Deneen's argument is that liberalism is based on radical individualism. When you pursue that to it's end, you sever yourself from all historical and social support structures, and as a result you end up depending on a totalizing state to provide for your needs. I appreciate the friendly community and the value for value economy being built on Nostr, it seems like the start of building a system of trust between individuals that isn't mediated by government.
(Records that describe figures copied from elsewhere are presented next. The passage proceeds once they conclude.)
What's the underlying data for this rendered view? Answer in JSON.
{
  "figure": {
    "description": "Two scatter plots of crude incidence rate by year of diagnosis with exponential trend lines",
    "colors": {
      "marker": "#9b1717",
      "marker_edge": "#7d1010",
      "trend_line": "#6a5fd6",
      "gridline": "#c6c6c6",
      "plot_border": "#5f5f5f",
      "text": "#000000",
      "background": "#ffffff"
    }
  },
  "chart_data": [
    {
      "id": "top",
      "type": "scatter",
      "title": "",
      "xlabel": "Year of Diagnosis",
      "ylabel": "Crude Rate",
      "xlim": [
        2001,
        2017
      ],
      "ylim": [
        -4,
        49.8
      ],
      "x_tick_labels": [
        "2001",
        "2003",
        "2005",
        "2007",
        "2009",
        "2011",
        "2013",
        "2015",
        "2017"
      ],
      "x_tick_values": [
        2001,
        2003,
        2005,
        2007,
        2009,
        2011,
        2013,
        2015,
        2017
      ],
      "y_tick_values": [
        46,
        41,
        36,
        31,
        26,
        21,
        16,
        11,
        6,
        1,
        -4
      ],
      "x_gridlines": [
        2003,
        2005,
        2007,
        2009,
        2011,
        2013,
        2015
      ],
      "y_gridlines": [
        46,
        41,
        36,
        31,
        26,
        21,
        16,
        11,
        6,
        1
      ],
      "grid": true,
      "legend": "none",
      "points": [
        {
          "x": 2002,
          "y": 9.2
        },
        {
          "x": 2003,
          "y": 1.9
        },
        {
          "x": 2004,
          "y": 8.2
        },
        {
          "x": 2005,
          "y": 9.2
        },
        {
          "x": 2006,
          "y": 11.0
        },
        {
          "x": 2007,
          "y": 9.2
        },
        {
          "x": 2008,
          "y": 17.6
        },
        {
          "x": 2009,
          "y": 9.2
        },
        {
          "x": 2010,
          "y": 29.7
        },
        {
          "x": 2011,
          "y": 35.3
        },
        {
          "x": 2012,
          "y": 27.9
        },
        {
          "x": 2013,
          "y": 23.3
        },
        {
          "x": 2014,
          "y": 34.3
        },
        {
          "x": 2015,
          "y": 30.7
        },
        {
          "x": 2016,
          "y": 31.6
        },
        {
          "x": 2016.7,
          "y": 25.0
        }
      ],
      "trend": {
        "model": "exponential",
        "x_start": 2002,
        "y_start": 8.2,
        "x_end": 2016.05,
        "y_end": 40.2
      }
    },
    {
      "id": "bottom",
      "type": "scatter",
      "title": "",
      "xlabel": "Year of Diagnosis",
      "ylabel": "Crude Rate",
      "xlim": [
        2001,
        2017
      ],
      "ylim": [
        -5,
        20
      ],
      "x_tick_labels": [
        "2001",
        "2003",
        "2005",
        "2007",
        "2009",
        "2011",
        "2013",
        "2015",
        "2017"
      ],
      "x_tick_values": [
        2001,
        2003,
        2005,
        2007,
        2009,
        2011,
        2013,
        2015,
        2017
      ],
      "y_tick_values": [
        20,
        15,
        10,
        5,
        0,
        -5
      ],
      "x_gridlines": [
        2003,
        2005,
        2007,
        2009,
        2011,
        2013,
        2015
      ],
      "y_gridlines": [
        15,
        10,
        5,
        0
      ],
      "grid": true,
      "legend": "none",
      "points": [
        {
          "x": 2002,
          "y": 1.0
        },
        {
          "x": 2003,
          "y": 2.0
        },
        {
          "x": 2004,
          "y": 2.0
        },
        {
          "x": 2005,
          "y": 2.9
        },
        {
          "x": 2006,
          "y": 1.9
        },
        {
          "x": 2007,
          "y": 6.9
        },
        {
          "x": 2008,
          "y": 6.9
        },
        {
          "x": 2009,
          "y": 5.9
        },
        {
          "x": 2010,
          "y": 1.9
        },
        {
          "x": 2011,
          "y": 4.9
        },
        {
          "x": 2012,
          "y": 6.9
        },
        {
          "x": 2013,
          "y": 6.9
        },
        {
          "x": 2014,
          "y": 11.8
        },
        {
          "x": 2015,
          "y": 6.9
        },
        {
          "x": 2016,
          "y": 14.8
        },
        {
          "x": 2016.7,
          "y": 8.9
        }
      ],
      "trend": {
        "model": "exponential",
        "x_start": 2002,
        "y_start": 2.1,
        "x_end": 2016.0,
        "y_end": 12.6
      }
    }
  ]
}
I am not convinced that Bitcoin can apply force to the government to make it do anything. The goodness of an idea lies in the understanding of those who act on that idea, not in the idea itself. The completion among groups with different ideas is not based on the goodness of those ideas, and neither is the success of that completion based on truth, goodness or justice. If we don’t act with the understand that politics is the process by which the authority to wage war, tax and imprison emerges into our world, that doesn’t negate the actions of others. The war among those with ideas is no less fierce and requires warriors. Just doing my part. #liberty #libertarian #asknostr
It's definitely a competition of ideas. But Bitcoin removes government's ability to extract wealth at will from the people living there. And if the people can exit because of poor treatment, the actions of the government has direct consequences. Human action is what changes the world. Ideas are what motivates this action, but ideas without action are worthless. I think we're saying basically the same thing. But government power is very likely to be reduced/limited by the existence and especially by the mass adoption (human action) of it by the populace. BTW - This is a great video by Larkin Rose... https://youtu.be/hw01fB3hqBM?si=EU5s4DsGTUQta-Ft
There is no justification with regard to accepting first principles. First principles come from experience not proof. I don’t know the proof that Bitcoin removes government's ability to extract wealth. What principle is it based on? The principle “Every Human Being owns Himself’ also does not emerge from the knowledge of good or evil, it is something to be agreed on or not in our experience. The process that has allowed us to formulate concepts of good and evil perpetuates itself by the manifestations of those concepts in the common understanding of our environment. In other words, I understand slavery is bad because our environment has created understandable concepts that didn’t prevail in history. Which came first, the success of those concepts, or the goodness of them?